During World War II, the neighborhood around Chinatown transformed into a red-light district catering to American servicemen stationed in Hawaii after the attack on Pearl Harbor. Landmarks like Smith's Union Bar and Club Hubba Hubba gained notoriety from the troops' patronage, and popular rhetoric painted Chinatown as a place of exotic immorality. When the war ended, tourism and investment shifted to other parts of Honolulu. The district slid into decline. Later revitalization efforts under mayors Frank Fasi and Jeremy Harris relaxed restrictions on signage and lighting to promote nightlife, but those projects came at a cost: thousands of residents were displaced, and the tightly knit ethnic communities that had survived plague and fire were scattered by urban renewal. Groups like People Against Chinatown Eviction pushed back, but many low-income residents who were forced out never returned.

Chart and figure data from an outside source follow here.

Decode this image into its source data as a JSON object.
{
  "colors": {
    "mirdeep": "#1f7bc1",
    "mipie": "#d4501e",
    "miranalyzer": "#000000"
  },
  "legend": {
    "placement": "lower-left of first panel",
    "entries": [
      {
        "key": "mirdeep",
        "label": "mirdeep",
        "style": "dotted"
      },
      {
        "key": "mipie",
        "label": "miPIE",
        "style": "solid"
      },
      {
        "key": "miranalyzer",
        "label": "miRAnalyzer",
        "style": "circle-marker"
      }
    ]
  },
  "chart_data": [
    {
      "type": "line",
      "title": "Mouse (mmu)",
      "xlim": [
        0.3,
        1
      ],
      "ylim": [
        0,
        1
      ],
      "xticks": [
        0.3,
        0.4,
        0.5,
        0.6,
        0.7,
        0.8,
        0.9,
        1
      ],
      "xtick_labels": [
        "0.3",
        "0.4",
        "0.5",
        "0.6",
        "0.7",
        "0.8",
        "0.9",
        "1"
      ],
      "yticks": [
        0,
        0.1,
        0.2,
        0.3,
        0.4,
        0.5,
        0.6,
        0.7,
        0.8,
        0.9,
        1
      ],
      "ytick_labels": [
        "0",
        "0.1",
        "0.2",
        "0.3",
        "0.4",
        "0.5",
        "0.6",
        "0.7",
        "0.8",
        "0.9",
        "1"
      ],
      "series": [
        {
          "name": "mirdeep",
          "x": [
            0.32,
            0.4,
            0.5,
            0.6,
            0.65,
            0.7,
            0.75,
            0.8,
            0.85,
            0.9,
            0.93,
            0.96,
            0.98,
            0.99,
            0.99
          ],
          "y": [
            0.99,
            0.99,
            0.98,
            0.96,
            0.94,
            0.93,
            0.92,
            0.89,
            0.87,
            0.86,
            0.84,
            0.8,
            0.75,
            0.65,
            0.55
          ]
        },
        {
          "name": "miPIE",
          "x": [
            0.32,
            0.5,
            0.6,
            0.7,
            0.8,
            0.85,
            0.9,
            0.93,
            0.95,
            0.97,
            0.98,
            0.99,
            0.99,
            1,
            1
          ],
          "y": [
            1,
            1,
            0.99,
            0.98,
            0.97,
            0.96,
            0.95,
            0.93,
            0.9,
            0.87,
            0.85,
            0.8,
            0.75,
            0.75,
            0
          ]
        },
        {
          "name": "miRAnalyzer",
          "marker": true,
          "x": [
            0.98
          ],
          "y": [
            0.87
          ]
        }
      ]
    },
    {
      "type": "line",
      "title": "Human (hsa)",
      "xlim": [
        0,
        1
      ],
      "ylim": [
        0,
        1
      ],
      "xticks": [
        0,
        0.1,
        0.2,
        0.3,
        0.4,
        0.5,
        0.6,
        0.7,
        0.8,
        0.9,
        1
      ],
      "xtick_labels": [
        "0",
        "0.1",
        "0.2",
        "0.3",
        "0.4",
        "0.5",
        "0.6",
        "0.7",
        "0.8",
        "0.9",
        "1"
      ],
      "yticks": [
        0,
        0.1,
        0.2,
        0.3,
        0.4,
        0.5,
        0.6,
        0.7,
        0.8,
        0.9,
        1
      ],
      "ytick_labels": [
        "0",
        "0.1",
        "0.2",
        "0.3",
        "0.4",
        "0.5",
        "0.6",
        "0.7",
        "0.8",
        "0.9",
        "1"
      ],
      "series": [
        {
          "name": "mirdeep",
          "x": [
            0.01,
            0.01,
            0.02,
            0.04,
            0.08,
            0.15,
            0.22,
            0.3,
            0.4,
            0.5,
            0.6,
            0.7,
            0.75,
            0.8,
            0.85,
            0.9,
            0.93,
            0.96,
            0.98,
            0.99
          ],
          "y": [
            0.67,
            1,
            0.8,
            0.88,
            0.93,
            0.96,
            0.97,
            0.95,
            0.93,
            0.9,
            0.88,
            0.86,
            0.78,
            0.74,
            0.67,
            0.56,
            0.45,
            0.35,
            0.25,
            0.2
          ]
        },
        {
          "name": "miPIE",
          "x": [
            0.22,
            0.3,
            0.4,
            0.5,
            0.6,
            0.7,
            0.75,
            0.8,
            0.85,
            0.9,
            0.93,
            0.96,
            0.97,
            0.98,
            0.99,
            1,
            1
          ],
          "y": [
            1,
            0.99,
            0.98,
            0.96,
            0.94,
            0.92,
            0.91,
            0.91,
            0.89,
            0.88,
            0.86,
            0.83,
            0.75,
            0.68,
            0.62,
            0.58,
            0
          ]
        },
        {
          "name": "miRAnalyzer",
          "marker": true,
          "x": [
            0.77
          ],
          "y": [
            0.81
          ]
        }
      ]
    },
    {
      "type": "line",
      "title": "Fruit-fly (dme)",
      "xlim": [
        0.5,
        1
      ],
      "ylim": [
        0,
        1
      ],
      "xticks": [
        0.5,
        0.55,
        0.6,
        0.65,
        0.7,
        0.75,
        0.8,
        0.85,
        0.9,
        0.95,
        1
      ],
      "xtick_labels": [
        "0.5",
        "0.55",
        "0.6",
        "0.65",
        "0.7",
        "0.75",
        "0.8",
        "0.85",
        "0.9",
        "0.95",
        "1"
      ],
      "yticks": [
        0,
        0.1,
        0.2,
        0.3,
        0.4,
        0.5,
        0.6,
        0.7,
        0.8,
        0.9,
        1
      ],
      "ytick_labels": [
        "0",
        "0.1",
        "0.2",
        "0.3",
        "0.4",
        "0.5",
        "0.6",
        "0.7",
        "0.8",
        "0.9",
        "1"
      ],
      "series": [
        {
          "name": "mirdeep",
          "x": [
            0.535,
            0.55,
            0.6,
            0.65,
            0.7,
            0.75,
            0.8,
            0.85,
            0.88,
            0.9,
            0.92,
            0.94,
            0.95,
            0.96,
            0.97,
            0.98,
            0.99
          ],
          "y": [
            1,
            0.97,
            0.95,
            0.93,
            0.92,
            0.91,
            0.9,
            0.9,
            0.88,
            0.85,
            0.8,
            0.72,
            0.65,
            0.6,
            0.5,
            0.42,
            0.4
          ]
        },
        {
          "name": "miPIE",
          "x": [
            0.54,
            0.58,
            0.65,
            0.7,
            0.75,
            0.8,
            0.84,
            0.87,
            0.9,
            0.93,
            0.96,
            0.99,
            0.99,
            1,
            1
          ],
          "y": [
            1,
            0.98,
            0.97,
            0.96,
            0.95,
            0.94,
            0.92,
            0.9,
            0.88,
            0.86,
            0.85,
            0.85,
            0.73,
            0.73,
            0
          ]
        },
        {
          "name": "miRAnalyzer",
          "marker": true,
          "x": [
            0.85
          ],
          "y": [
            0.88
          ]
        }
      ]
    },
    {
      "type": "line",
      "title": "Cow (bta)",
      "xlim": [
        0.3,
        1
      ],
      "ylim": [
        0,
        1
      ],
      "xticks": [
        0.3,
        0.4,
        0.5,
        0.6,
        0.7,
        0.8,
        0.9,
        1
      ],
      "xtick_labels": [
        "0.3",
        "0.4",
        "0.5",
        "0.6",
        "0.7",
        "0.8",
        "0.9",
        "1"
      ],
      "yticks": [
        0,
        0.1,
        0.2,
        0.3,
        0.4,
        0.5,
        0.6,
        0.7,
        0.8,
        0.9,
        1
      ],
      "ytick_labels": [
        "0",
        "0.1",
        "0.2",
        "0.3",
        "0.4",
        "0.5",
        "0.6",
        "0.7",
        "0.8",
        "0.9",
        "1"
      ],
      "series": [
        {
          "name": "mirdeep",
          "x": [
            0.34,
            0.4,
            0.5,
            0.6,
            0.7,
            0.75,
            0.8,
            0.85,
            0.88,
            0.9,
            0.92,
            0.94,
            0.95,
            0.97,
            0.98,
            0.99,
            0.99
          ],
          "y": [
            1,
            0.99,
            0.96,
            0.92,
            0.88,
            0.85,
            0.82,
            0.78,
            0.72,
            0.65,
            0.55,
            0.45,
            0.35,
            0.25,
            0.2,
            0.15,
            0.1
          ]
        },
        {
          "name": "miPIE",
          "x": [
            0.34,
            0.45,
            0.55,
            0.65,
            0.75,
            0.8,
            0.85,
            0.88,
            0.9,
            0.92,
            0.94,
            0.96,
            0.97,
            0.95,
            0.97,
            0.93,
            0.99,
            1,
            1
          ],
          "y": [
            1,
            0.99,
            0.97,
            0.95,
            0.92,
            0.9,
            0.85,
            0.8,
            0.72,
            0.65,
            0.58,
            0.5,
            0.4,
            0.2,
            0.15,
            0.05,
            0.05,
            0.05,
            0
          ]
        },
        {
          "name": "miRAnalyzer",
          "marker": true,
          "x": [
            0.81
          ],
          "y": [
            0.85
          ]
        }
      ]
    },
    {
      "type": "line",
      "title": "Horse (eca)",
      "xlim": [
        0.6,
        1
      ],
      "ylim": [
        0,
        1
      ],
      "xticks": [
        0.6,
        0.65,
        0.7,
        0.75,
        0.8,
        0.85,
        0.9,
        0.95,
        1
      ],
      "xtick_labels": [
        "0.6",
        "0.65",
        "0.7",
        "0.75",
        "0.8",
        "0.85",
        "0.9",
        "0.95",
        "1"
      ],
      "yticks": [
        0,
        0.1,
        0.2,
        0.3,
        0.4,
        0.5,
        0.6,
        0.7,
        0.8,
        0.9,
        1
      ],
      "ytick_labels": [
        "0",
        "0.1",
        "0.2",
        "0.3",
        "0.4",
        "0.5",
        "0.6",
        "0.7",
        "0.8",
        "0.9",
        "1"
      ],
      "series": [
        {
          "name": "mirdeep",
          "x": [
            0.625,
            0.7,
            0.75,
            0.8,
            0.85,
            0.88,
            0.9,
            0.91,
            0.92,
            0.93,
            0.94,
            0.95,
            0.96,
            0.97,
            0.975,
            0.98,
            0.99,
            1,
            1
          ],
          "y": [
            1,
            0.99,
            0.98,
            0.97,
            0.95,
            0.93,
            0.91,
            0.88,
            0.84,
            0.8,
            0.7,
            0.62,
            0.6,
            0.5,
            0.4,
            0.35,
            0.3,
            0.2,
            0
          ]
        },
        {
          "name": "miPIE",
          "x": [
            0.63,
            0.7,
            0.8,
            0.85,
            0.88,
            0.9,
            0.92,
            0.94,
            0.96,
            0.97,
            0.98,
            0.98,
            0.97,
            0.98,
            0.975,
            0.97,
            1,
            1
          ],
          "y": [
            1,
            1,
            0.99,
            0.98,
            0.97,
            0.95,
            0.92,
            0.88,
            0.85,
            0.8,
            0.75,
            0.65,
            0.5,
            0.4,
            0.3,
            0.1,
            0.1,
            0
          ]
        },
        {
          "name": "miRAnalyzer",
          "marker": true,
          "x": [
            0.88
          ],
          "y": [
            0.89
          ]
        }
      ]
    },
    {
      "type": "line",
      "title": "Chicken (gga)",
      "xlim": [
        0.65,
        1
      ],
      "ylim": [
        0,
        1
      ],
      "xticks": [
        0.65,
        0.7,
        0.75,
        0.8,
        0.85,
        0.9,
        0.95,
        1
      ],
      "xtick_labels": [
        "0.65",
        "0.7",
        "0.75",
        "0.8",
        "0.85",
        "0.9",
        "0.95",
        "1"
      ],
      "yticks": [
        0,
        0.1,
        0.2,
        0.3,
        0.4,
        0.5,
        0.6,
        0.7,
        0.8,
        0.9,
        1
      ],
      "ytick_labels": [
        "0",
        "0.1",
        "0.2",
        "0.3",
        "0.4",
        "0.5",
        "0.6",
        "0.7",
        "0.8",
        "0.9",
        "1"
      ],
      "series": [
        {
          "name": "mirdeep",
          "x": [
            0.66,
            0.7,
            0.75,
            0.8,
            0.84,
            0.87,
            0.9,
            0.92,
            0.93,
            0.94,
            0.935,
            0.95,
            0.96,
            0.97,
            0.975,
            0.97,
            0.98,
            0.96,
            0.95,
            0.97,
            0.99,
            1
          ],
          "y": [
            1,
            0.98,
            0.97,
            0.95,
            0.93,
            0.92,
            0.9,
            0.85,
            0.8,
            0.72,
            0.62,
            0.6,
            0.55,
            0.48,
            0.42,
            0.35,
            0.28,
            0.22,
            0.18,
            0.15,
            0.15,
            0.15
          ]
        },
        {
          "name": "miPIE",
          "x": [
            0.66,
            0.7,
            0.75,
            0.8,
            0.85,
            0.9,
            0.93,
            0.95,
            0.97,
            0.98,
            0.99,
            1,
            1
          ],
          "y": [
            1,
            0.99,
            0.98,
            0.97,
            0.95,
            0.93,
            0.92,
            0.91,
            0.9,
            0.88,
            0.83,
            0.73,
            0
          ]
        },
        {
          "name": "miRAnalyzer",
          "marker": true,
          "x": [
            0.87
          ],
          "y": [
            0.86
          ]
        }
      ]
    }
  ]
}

In 1973, roughly 36 acres of the district were listed on the National Register of Historic Places. By the late 1970s, the Maunakea Marketplace helped draw commerce back to the neighborhood's core. The restored Hawaii Theatre reopened in 1996, anchoring what became known as the Arts District. Two small paifang -- traditional Chinese gates -- were installed on North King Street in 2002, and guardian lions gifted by Honolulu's sister city Kaohsiung in 1989 mark the southern entrance. A park near the theater was renamed in 2007 to honor Sun Yat-sen, who arrived in Chinatown in 1879 and spent formative years in Hawaii before helping to plan the 1911 Chinese Revolution. The fictional detective Charlie Chan was based on real Honolulu detective Chang Apana, who worked these streets from the early 1900s. Today Chinatown remains layered and imperfect, still negotiating the tension between preservation and development that has defined it for more than a century.
Located at 21.312N, 157.863W on the western edge of downtown Honolulu, Oahu, bordered by Honolulu Harbor to the west and Nuuanu Stream to the north. The district is visible from low altitude as a dense grid of low-rise buildings (few over four stories) near the waterfront. Nearest airport is Daniel K. Inouye International (PHNL), approximately 5 nm to the west. Best viewed from 1,500-2,500 ft AGL on approach from the harbor side.